Monitoring CRI-O

The CRI-O sensor is automatically deployed and installed after you install the Instana agent.

Introduction

Instana automatically discovers and monitors CRI-O containers to provide you with realtime insights into metadata (labels), metrics, and any supported technologies running within each discovered container.

Along with monitoring the health of each container and receiving alerts of any issues, you can also enable service discovery to leverage all of your container information.

For CRI-O 1.28 and later, the default runtime is crun. Therefore, you need to override the default runtime from crun to runc, as Instana currently supports only runc.

Support information

To make sure that the CRI-O sensor is compatible with your current setup, check the following support information sections:

Supported versions and support policy

The following table shows the latest supported version and support policy:

Table 1. Latest supported version and support policy
Technology Support policy Latest version Latest supported version
CRI-O 45 days 1.31.3 1.31.x

For more information about the support policy, see Support strategy for sensors.

Metrics collection

To view an overview of CPU and memory usage of your containers, activate the metric overview option on the infrastructure map. You can also use the Dynamic Focus feature to identify and isolate parts of your infrastructure within the context of your containers.

By default, CRI-O metrics are collected every 10 seconds. This interval can be configured within the agent configuration file <agent_install_dir>/etc/instana/configuration.yml:

com.instana.plugin.crio:
  stats:
    interval: 10

On the CRI-O container dashboard, the configuration and performance metrics for the container are displayed.

Pause containers

The pause container is a container that holds the network namespace for the pod. Kubernetes creates pause containers to acquire the IP address of respective pod and set up the network namespace for all other containers that join that pod.

The Infra (pause) containers are excluded from infra monitoring by default for the following reasons:

  • The number of monitored containers in an environment is doubled when they are included. The exclusion can lower Instana monitoring costs.
  • Monitoring pause containers does not bring much information on the infra level because they act as sidecar network helper containers.

Configuration data

Configuration Description
Id The container ID
Name The container name
Image The CRI-O image name
IP The container IP
Created The container created timestamp
CRI-O Version The CRI-O runtime version number

Performance metrics

The performance metrics are collected using the runc command.

CPU Total %

The total % of CPU usage. The current measured KPI value is displayed.
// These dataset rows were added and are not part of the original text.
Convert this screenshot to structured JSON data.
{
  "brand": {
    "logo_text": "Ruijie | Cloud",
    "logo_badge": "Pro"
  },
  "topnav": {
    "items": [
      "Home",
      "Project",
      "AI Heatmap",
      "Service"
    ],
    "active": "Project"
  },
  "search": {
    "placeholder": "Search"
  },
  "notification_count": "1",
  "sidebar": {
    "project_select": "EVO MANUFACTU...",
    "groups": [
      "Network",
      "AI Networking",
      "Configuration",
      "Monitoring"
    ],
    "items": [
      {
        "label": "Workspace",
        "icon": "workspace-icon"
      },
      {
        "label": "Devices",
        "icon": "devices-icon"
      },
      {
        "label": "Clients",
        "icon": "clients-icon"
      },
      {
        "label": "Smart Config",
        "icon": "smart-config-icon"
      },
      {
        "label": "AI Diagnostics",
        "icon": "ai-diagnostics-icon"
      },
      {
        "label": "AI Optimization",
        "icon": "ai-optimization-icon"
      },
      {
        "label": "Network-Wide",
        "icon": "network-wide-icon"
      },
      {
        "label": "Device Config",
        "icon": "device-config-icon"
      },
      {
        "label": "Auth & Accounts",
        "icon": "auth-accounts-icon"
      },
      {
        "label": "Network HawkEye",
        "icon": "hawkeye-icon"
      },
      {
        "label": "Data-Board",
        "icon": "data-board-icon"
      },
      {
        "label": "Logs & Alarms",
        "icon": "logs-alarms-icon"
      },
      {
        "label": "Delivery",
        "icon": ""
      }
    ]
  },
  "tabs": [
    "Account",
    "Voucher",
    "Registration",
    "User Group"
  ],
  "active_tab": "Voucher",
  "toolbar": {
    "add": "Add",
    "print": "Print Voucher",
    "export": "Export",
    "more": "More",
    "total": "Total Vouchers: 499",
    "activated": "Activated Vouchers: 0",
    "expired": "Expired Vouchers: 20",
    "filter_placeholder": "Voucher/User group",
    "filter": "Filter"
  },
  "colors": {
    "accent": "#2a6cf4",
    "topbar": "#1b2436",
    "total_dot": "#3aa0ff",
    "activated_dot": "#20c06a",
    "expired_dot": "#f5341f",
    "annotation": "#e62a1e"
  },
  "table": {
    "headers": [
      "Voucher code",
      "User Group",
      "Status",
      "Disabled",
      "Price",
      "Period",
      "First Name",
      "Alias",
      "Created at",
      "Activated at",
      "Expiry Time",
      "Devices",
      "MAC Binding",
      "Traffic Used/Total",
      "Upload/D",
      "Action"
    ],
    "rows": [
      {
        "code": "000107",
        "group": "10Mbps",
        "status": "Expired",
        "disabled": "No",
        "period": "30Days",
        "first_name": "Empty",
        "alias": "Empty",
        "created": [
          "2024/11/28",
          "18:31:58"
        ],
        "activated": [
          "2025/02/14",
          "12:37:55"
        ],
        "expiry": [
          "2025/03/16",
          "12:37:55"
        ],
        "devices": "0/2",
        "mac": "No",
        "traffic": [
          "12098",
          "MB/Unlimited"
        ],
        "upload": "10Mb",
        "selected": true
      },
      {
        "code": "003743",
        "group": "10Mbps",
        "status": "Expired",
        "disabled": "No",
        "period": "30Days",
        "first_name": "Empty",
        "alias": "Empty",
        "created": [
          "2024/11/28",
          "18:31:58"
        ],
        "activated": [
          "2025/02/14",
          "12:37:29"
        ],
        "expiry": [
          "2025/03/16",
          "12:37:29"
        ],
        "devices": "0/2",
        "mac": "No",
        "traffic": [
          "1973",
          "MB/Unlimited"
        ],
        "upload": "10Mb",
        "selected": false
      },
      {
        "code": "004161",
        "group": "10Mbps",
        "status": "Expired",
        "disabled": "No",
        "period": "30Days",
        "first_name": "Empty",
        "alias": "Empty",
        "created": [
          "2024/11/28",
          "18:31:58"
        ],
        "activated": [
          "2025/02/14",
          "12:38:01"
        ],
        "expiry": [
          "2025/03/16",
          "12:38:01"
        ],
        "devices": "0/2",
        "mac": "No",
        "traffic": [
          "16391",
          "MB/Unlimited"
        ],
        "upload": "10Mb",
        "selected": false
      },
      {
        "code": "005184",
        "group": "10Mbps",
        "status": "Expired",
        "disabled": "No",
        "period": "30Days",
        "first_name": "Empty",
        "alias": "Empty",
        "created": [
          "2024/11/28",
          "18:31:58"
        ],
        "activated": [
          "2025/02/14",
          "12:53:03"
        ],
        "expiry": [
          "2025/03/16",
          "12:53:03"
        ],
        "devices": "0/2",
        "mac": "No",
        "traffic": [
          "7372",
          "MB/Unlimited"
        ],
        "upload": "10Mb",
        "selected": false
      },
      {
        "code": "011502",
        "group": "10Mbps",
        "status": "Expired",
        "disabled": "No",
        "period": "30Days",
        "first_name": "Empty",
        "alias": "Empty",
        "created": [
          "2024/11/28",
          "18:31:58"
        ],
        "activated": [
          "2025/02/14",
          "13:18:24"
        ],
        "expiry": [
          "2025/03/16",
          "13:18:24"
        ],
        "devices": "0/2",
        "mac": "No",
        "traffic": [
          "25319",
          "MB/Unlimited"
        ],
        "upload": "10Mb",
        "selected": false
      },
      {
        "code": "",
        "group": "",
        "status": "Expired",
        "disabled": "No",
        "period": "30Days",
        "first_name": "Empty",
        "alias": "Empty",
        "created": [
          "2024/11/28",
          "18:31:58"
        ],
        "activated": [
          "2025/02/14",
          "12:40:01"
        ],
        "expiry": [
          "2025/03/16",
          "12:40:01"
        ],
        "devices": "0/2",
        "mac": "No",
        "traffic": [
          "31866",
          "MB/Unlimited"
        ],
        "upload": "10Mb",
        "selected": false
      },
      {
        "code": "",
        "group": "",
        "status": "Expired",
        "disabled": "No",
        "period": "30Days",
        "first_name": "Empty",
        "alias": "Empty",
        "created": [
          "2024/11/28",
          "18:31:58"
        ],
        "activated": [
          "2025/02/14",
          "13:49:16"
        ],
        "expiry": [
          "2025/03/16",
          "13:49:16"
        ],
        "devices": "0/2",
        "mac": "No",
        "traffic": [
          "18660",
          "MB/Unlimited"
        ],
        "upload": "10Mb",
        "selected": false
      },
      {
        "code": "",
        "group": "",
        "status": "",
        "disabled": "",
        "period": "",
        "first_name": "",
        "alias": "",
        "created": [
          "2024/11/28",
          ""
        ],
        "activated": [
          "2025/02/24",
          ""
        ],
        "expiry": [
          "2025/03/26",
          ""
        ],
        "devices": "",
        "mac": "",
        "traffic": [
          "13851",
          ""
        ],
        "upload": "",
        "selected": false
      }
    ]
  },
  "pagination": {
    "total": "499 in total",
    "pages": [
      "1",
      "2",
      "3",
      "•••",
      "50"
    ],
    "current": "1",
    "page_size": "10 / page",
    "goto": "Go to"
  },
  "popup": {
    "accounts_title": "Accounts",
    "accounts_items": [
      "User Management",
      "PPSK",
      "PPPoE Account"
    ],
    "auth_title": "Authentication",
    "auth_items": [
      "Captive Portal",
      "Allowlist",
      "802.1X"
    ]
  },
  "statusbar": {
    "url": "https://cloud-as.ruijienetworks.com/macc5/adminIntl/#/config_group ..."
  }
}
Data point: value is collected from the total key returned in the cpu.usage object.

Memory usage

The total memory usage. The current measured KPI value is displayed.

Data point: value is collected from the usage key returned in the memory.raw object.

Memory usage %

The total memory usage as a percentage. The current measured KPI value is displayed.

Data point: The value is calculated from the memory.total and memory.usage objects.

CPU

The total, kernel, and user metrics are displayed on a graph over a selected time period.

Data points: values are collected from the total, kernel, and user keys returned in the cpu.usage object.

Throttling count and time values are displayed on a graph over a selected time period.

Data points: values are collected from the throttling.throttledPeriods and throttling.throttledTime keys returned in the cpu_stats object.

Memory

The usage, RSS, and cache metrics are displayed on a graph over a selected time period.

Data points: the values are collected from the usage, max, and limit keys returned in the memory.usage object.

Active anonymous, active cache, inactive anonymous, and inactive cache metrics are displayed on a graph over a selected time period.

Data points: the values are collected from the active_anon, active_file, inactive_anon, and inactive_file keys returned in the memory.raw object.

The Memory Total RSS % graph shows the percentage of total memory resident set size used for the set interval. The data for the graph is calculated by using memory limit and total memory resident set size.

Block IO

The read and write values are displayed on a graph over a selected time period.

Data point: values are collected from the ioServiceBytesRecursive.op.Read and ioServiceBytesRecursive.op.Write fields.

Health signatures

For each sensor, there is a curated knowledgebase of health signatures that are evaluated continuously against the incoming metrics and are used to raise issues or incidents depending on user impact.

Built-in events trigger issues or incidents based on failing health signatures on entities, and custom events trigger issues or incidents based on the thresholds of an individual metric of any given entity.

For information about the built-in event for the CRI-O sensor, see the Built-in events reference.